The speakers tackled topics ranging from how corporations can make social responsibility a reality to building a stable and just global economy to imagining the jobs of tomorrow.
Looking at the financial crisis, Swiss Socialist Party leader Levrat and Elliott from the Guardian called for more regulation of the banking industry and a need to diminish the systemic risks posed by the biggest, most powerful banks.
“Big finance has grown too big and too powerful and has called too many of the shots,” Elliott said. We need new regulations to get them to stop behaving in such an irresponsible away. If a bank is too big to fail, it’s probably too big.”
ITUC General Secretary Burrow said that workers of the future must have basic protections like a national minimum wage and the right to bargain collectively.
“How can you distribute wealth if [companies and workers] are not sitting at the bargaining table working out what’s affordable,” Burrow said. “What we really need is to put labour rights in place.”
She said that corporations should see this as their “long-term salvation” as workers with money will build demand for products.
During the forum, UNI launched its new professional sport global union UNI Sport PRO, which will bring together professional sports unions from around the world.
The celebrations of UNI’s 10th anniversary will extend to its World Congress in Nagasaki, Japan, in November.
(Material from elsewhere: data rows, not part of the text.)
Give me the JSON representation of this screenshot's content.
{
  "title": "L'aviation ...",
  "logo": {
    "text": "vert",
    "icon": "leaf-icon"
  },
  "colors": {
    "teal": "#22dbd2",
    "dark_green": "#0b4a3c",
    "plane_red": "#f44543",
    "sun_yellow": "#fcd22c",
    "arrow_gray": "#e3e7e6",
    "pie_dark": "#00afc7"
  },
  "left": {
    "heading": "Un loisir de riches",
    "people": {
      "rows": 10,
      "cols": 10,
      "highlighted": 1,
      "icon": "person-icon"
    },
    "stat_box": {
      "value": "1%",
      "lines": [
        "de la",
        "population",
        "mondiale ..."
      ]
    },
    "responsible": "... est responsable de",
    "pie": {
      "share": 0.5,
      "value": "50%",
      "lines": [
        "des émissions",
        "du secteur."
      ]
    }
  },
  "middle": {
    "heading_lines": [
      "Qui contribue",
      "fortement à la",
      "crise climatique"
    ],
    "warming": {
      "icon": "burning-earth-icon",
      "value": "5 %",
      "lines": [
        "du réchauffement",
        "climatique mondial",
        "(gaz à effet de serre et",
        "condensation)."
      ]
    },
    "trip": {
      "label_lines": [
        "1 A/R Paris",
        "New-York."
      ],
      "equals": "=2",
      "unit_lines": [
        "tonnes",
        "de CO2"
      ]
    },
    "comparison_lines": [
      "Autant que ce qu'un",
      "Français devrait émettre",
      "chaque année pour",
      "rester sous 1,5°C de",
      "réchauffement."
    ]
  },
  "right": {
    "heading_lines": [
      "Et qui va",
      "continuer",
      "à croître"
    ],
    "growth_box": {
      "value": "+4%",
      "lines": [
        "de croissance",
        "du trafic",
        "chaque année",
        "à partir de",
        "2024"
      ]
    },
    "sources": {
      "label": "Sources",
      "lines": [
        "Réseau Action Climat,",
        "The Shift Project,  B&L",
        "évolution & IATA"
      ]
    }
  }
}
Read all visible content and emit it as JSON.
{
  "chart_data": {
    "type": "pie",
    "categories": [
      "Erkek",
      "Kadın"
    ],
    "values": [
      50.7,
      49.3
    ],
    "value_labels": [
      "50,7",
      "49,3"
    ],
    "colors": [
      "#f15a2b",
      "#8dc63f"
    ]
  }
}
With a host city that is a key location for the global peace and nuclear disarmament movement, UNI has decided to make peace a major theme of the Congress.
With this in mind, UNI invited local high school students to compete in a contest to create an original piece of art that symbolises peace. At the forum, two winners, Niels Renard and Daniel Fyfe, were announced. Renard created a video tribute to Sakado Sasaki, a young girl from Hiroshima who died of leukaemia after exposure to radiation from the atomic bomb. Fyfe created a piece of original music.
About 50 local students came to the forum to see their classmates win the prizes as well as listen to the speakers.
Even as speakers on the jobs of tomorrow were quite frank in the challenges students will face in the coming years as they enter the job market, Xavier Comtesse of Avenir Suisse, told them that in fact there was a great opportunity to remake the world in a better way.
He also had a key piece of advice for them: “Don’t listen to old people.”